Réduire les inégalités
Un dernier point de l’étude m’a semblé très intéressant : « favoriser les déplacements domicile-travail à vélo, avec des choix politiques soutenus, particulièrement en termes d’incitations ou d’aménagements, permettrait de participer à la réduction des inégalités de santé ». Les ménages les moins aisés réalisent ainsi des économies sur les coûts de transport et voient leurs espérances de vie augmenter (un homme de 35 ans a 27 % de risque de mourir avant 70 ans s’il est ouvrier et 13 % s’il est cadre). C’est d’autant plus intéressant que « 16 % de la population métropolitaine déclare avoir renoncé à des soins pour des raisons financières ». Dernier avantage, dans l’accès à l’emploi notamment, « développer des itinéraires continus cyclistes pour desservir les zones péri-urbaine ou rurale permettrait également une augmentation de l’accès à la mobilité, pour les plus jeunes en particulier ».

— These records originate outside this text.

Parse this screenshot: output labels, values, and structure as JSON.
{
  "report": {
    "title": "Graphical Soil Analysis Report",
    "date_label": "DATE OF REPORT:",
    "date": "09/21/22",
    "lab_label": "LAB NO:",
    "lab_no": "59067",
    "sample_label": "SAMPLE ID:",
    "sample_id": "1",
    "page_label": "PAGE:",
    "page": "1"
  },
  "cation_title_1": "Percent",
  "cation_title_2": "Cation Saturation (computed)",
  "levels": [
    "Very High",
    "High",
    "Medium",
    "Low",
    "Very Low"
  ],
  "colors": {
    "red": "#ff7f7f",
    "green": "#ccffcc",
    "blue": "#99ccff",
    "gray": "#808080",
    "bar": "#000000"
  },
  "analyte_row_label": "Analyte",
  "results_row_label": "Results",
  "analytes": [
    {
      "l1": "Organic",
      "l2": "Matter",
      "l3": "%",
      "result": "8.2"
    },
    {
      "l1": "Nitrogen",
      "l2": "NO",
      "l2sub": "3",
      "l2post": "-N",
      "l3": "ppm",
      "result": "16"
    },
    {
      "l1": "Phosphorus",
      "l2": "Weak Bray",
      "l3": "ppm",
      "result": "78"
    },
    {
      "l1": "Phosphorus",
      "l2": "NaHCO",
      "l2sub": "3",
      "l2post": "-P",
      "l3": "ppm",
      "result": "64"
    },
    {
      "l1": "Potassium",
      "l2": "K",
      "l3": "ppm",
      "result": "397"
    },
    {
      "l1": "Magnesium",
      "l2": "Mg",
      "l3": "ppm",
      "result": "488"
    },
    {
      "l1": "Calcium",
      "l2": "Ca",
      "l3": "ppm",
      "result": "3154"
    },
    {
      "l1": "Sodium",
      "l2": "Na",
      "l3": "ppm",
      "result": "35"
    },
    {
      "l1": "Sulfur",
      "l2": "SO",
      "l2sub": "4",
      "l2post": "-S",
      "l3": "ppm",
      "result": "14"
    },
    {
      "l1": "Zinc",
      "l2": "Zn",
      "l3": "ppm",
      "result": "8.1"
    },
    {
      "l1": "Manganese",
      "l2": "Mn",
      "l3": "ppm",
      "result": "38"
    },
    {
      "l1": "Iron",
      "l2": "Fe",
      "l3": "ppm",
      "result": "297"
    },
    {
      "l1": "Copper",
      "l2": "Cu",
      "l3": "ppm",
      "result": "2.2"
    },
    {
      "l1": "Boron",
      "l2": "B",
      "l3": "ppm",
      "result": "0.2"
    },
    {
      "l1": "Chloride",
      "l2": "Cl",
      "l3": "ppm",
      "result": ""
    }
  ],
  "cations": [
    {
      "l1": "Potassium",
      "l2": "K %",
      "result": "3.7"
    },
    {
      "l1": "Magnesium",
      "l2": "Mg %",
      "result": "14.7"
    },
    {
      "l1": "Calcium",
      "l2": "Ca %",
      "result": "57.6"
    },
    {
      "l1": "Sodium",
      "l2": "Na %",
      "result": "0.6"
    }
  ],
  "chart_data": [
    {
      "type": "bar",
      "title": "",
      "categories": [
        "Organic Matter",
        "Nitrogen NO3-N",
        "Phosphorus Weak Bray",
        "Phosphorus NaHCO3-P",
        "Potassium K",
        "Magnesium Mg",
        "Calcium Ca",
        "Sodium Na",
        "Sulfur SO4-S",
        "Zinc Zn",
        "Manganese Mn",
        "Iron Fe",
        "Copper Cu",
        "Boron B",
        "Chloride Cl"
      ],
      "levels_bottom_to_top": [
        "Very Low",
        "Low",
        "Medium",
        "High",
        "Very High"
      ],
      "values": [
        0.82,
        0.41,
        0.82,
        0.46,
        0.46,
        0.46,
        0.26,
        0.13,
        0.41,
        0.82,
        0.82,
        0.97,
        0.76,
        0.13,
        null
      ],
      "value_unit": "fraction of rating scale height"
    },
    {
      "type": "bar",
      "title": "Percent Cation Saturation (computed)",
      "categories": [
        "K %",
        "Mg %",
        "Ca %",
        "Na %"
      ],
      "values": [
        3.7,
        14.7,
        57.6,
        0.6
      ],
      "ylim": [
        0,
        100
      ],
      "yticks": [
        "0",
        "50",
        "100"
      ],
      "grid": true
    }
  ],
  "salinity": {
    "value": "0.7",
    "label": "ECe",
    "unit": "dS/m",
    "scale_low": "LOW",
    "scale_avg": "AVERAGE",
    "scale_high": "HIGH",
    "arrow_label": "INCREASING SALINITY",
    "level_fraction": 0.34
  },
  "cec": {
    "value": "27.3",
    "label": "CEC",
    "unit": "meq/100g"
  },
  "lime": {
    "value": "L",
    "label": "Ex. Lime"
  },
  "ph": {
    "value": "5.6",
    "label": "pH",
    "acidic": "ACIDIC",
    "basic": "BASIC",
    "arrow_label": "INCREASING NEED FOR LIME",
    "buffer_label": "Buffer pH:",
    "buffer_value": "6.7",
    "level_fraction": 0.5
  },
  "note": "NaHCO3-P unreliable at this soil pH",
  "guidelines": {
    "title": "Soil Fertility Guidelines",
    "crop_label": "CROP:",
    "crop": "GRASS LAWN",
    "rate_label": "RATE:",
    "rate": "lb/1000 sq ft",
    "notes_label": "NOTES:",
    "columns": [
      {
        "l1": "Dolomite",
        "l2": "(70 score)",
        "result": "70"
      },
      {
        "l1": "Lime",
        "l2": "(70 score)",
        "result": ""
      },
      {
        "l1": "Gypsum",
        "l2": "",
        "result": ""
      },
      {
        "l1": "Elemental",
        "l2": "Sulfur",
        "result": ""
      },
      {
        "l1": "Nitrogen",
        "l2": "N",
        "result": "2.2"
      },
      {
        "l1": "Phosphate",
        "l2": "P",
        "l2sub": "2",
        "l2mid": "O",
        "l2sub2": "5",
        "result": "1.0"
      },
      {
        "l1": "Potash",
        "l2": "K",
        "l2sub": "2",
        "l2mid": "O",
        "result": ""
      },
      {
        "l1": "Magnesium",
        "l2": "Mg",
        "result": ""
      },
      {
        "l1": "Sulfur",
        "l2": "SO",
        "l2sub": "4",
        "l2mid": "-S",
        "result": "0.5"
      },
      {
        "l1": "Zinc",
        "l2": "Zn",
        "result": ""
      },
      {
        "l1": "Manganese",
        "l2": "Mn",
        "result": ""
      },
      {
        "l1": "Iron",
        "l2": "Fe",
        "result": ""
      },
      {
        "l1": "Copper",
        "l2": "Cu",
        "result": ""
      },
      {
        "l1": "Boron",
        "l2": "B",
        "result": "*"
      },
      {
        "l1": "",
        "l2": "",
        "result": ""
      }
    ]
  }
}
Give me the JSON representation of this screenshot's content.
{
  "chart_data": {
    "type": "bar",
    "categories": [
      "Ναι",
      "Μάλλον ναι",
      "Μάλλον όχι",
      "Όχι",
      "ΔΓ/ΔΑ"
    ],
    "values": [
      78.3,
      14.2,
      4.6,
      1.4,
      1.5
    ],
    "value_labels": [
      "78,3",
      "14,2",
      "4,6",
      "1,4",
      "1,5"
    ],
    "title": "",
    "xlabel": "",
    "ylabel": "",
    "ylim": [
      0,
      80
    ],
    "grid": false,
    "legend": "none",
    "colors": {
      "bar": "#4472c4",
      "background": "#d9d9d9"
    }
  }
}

On peut espérer que Vélib’ y contribue encore un peu plus, à son échelle bien sûr ! Nationalement, La Coordination Interministérielle pour le Développement de l’Usage du Vélo avait rendu en décembre un autre rapport en faveur de l’instauration d’une indemnité kilométrique vélo. Si certains employeurs prennent en charge tout ou partie des abonnements Vélib’, les dispositifs financiers se limitent aujourd’hui trop souvent à une participation de l’employeur aux coûts liés à l’usage des transports en commun, de la voiture et des deux-roues motorisés.
Alors, en 2014 le Vélib’ remboursé voire prescrit par la Sécu ???